A systematic comparison of the crowdsourced responses with those of trained subject-matter experts showed that the crowdsourced work was accurate for 68 percent of the news reports coded. More important, the aggregation of answers for each article showed that common answers from multiple readers strongly correlated with correct coding. This allowed researchers to easily flag the articles that required deeper expert involvement and process the majority of the news items in near-real time and at limited cost.
“In terms of this being more cost-effective, it’s a night-and-day difference,” said David Reitter, an assistant professor at Penn State’s College of Information Sciences and Technology. “Paying two or three [experts] for a few months will cost you a lot of money, but paying people on a per-document basis – and we pay about $1 per document” is much less expensive.
And in some cases, human readers are being removed from the equation entirely. “We will have technology that basically combines crowdsourcing and natural language processing so that certain sources that cannot be given to crowd workers can be analyzed by natural language processing … where we can extract information that is useful,” Reitter said. “We’re looking at algorithms that can continue to learn over time and react to a changing environment.”
The project bases its natural language learning on the semi-supervised deep neural networks of the brain in order to create a computer program that can learn well. Reitter likened semi-supervised learning to how babies develop, taking cues about what’s violent or not from direct words such as “hitting hurts” and from environmental context. In this way, the computer programs must be given a few examples of what descriptions of violence look like in an article, but the algorithms also begin to pick up on those cues on their own.
“Our challenge really is now to get the quality to the point where it’s good enough to form this dataset,” Reitter said.
The project began in 1963 and covers data from 1816 to 2010. An award of about $1 million from the National Science Foundation late last year helped fund the latest development of the algorithms and a dataset for the period 2011 to 2017. NSF also awarded the project more than $62,000 in 2000.
Although Reitter sees potential for the resultant technology in areas of government not necessarily related to conflict, the use of crowdsourcing to digitize information is not new in the public space.

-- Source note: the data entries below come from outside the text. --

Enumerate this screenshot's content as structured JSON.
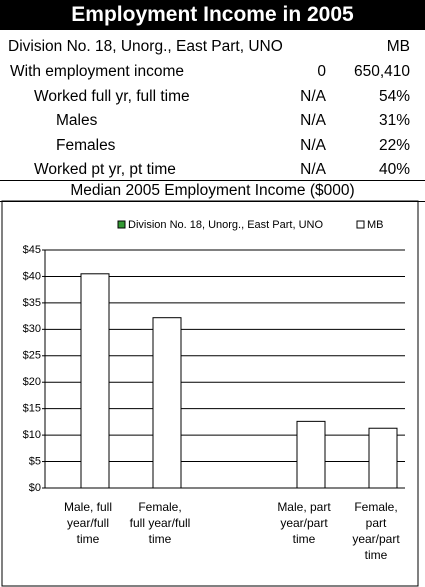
{
  "header": {
    "title": "Employment Income in 2005"
  },
  "table": {
    "columns": [
      "Division No. 18, Unorg., East Part, UNO",
      "MB"
    ],
    "rows": [
      [
        "With employment income",
        "0",
        "650,410"
      ],
      [
        "Worked full yr, full time",
        "N/A",
        "54%"
      ],
      [
        "Males",
        "N/A",
        "31%"
      ],
      [
        "Females",
        "N/A",
        "22%"
      ],
      [
        "Worked pt yr, pt time",
        "N/A",
        "40%"
      ]
    ]
  },
  "chart_data": {
    "type": "bar",
    "title": "Median 2005 Employment Income ($000)",
    "categories": [
      "Male, full year/full time",
      "Female, full year/full time",
      null,
      "Male, part year/part time",
      "Female, part year/part time"
    ],
    "series": [
      {
        "name": "Division No. 18, Unorg., East Part, UNO",
        "color": "#339933",
        "values": [
          null,
          null,
          null,
          null,
          null
        ]
      },
      {
        "name": "MB",
        "color": "#ffffff",
        "values": [
          40.5,
          32.2,
          null,
          12.6,
          11.3
        ]
      }
    ],
    "ylim": [
      0,
      45
    ],
    "yticks": [
      {
        "value": 0,
        "label": "$0"
      },
      {
        "value": 5,
        "label": "$5"
      },
      {
        "value": 10,
        "label": "$10"
      },
      {
        "value": 15,
        "label": "$15"
      },
      {
        "value": 20,
        "label": "$20"
      },
      {
        "value": 25,
        "label": "$25"
      },
      {
        "value": 30,
        "label": "$30"
      },
      {
        "value": 35,
        "label": "$35"
      },
      {
        "value": 40,
        "label": "$40"
      },
      {
        "value": 45,
        "label": "$45"
      }
    ],
    "grid": true,
    "legend": "top"
  }
}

The National Archives and Records Administration invites the public to transcribe documents in the National Archives Catalog, for example. Among the records available for transcription is a letter dated Aug. 8, 1793, from Chief Justice John Jay to President Washington.
Additionally, NARA was part of a group that launched the Federal Crowdsourcing and Citizen Science Toolkit in September 2015 to help other federal agencies start crowdsourcing initiatives. The toolkit was developed and launched by the Federal Community of Practice on Crowdsourcing and Citizen Science, a group of more than 35 agencies that meet regularly to share lessons learned and develop best practices.
Editor's note: This article was changed Jan. 14 to correct NARA's role in the development of the Federal Crowdsourcing and Citizen Science Toolkit.